Nadie miraba la tele, pero todos la oíamos, que seríamos unos diez parroquianos respetuosos con el prójimo, sin gritos ni estridencias. Entonces, una de las clientas, que parecía habitual, eleva la voz:
-En la tele, nada más que noticias desagradables. ¿No podían poner algo bonito o positivo, para variar?
Responde la encargada de la cafetería, desde detrás de la barra:
-Es lo que que vende, nada más que malas noticias y tragedias…
La conversación no fue a más y se volvió a extender un cierto silencio en el ambiente. Todos seguimos a lo nuestro, unos leyendo el periódico, otros mirando al móvil, los de más allá hablando quedo entre ellos…

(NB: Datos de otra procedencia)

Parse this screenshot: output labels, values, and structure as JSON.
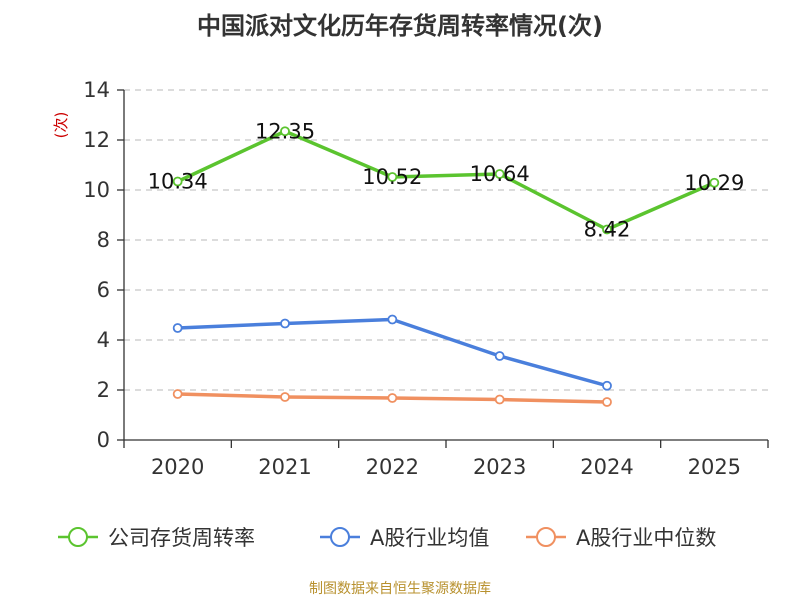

Mientras, la tele seguía desgranando con pelos y señales lo brutal del asesinato. Y todos continuamos escuchando aquel desagradable runrún que, la verdad sea dicha, hacía bastante indigeribles las tostadas, sobre todo, las de mermelada de fresa y las de tomate.
Ni que decir tiene que a los responsables de la cafetería no se les ocurrió apagar la tele y poner música, por ejemplo. Ni tan siquiera cambiar de canal. Los clientes, mansurrones, tampoco dijimos esta boca es mía.
Y, como si de una maldición bíblica se tratara, como si nos enfrentáramos a un fenómeno de la naturaleza contra el que nada se puede hacer, ayer lunes desayunamos rodeados por la sangre y las vísceras excretadas por la pantalla de la televisión pública, poniéndonos al día de las venganzas entre narcotraficantes, sus luchas intestinas y sus códigos mafiosos, que era la clave con la que los tertulianos interpretaban el crimen.
Reconozco que estuve tentado de pedir que quitaran aquella bazofia, pero no soy habitual de la cafetería, iba con prisa y no quise quedar como un melindres, un caprichoso o un mala follá.
Estoy convencido de que una gran mayoría de los presentes hubieran agradecido que alguien dijera en voz alta que, por favor, quitaran esa mierda de la televisión. Pero a nadie se le ocurrió.